This project explores the implementation of Retrieval-Augmented Generation (RAG) for video data retrieval using open-source libraries and models.
The project tackles the challenge of applying RAG to a non-standard domain - video data. This involved data pre-processing, multimodal embedding generation, and retrieval based on user queries.
- Data Creation & Transformation
- Transcription:
- YouTube videos: Transcripts are directly used.
- Local videos (.mp4): OpenAI Whisper model is used to generate VTT files for videos lacking built-in transcripts.
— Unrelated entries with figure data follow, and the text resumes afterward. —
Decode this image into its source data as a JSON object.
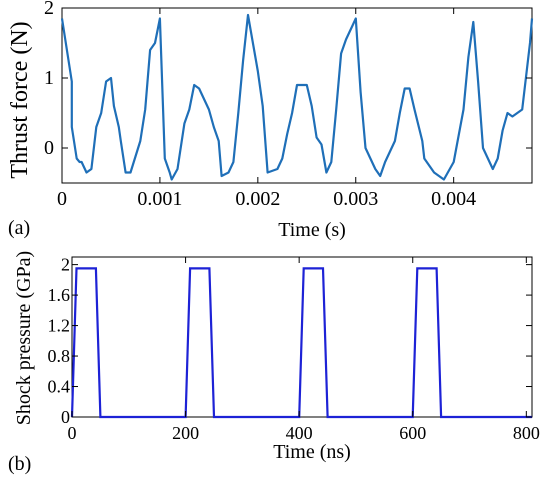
{
  "panel_labels": {
    "a": "(a)",
    "b": "(b)"
  },
  "colors": {
    "top_line": "#1f6fb8",
    "bottom_line": "#1d22d6",
    "axis": "#000000"
  },
  "chart_data": [
    {
      "type": "line",
      "title": "",
      "xlabel": "Time (s)",
      "ylabel": "Thrust force (N)",
      "xlim": [
        0,
        0.0048
      ],
      "ylim": [
        -0.5,
        2
      ],
      "x_ticks": [
        0,
        0.001,
        0.002,
        0.003,
        0.004
      ],
      "x_tick_labels": [
        "0",
        "0.001",
        "0.002",
        "0.003",
        "0.004"
      ],
      "y_ticks": [
        0,
        1,
        2
      ],
      "y_tick_labels": [
        "0",
        "1",
        "2"
      ],
      "grid": false,
      "series": [
        {
          "x": [
            0,
            0.0001,
            0.0001,
            0.00015,
            0.00018,
            0.0002,
            0.00025,
            0.0003,
            0.00035,
            0.0004,
            0.00045,
            0.0005,
            0.00053,
            0.00058,
            0.0006,
            0.00065,
            0.0007,
            0.0008,
            0.00085,
            0.0009,
            0.00095,
            0.001,
            0.00105,
            0.0011,
            0.00112,
            0.00118,
            0.00125,
            0.0013,
            0.00135,
            0.0014,
            0.0015,
            0.00155,
            0.0016,
            0.00163,
            0.0017,
            0.00175,
            0.0018,
            0.00185,
            0.0019,
            0.002,
            0.00205,
            0.0021,
            0.0022,
            0.00225,
            0.0023,
            0.00235,
            0.0024,
            0.0025,
            0.00255,
            0.0026,
            0.00265,
            0.0027,
            0.00275,
            0.0028,
            0.00285,
            0.0029,
            0.003,
            0.00305,
            0.0031,
            0.00315,
            0.0032,
            0.00325,
            0.0033,
            0.0034,
            0.00345,
            0.0035,
            0.00355,
            0.0036,
            0.00368,
            0.0037,
            0.0038,
            0.0039,
            0.004,
            0.0041,
            0.00415,
            0.0042,
            0.00425,
            0.0043,
            0.0044,
            0.00445,
            0.0045,
            0.00455,
            0.0046,
            0.0047,
            0.00478,
            0.0048
          ],
          "y": [
            1.85,
            0.95,
            0.3,
            -0.15,
            -0.2,
            -0.2,
            -0.35,
            -0.3,
            0.3,
            0.5,
            0.95,
            1.0,
            0.6,
            0.3,
            0.1,
            -0.35,
            -0.35,
            0.1,
            0.55,
            1.4,
            1.5,
            1.85,
            -0.15,
            -0.35,
            -0.45,
            -0.3,
            0.35,
            0.55,
            0.9,
            0.85,
            0.55,
            0.3,
            0.1,
            -0.4,
            -0.35,
            -0.2,
            0.5,
            1.25,
            1.9,
            1.1,
            0.6,
            -0.35,
            -0.3,
            -0.15,
            0.2,
            0.5,
            0.9,
            0.9,
            0.6,
            0.15,
            0.05,
            -0.35,
            -0.2,
            0.55,
            1.35,
            1.55,
            1.85,
            0.8,
            0.0,
            -0.15,
            -0.3,
            -0.4,
            -0.2,
            0.1,
            0.5,
            0.85,
            0.85,
            0.55,
            0.1,
            -0.15,
            -0.35,
            -0.45,
            -0.2,
            0.55,
            1.3,
            1.8,
            0.95,
            0.0,
            -0.3,
            -0.15,
            0.25,
            0.5,
            0.45,
            0.55,
            1.5,
            1.85
          ]
        }
      ]
    },
    {
      "type": "line",
      "title": "",
      "xlabel": "Time (ns)",
      "ylabel": "Shock pressure (GPa)",
      "xlim": [
        0,
        810
      ],
      "ylim": [
        0,
        2.1
      ],
      "x_ticks": [
        0,
        200,
        400,
        600,
        800
      ],
      "x_tick_labels": [
        "0",
        "200",
        "400",
        "600",
        "800"
      ],
      "y_ticks": [
        0,
        0.4,
        0.8,
        1.2,
        1.6,
        2
      ],
      "y_tick_labels": [
        "0",
        "0.4",
        "0.8",
        "1.2",
        "1.6",
        "2"
      ],
      "grid": false,
      "series": [
        {
          "x": [
            0,
            8,
            42,
            50,
            200,
            208,
            242,
            250,
            400,
            408,
            442,
            450,
            600,
            608,
            642,
            650,
            810
          ],
          "y": [
            0,
            1.95,
            1.95,
            0,
            0,
            1.95,
            1.95,
            0,
            0,
            1.95,
            1.95,
            0,
            0,
            1.95,
            1.95,
            0,
            0
          ]
        }
      ]
    }
  ]
}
- Context Extraction: Frames are extracted from each video segment's median timestamp to provide contextual information.
- Embedding & Storage
- Embedding Generation: CLIP library is used to generate embeddings for both video frames and text data.
- Data Storage: LanceDB is chosen for efficient storage of the generated embeddings.
- Retrieval & UI
- Multimodal RAG System: LangChain is used to build a multimodal RAG system for retrieving relevant video segments based on user queries.
- UI Interface: Gradio provides a user-friendly interface for interacting with the system. Users can input queries and the system will identify the matching segment and play the video from the correct timestamp.
OpenAI Whisper, CLIP, LanceDB, LangChain, Gradio, Llama 3.2 11b Vision
This project is licensed under the Apache 2.0 License.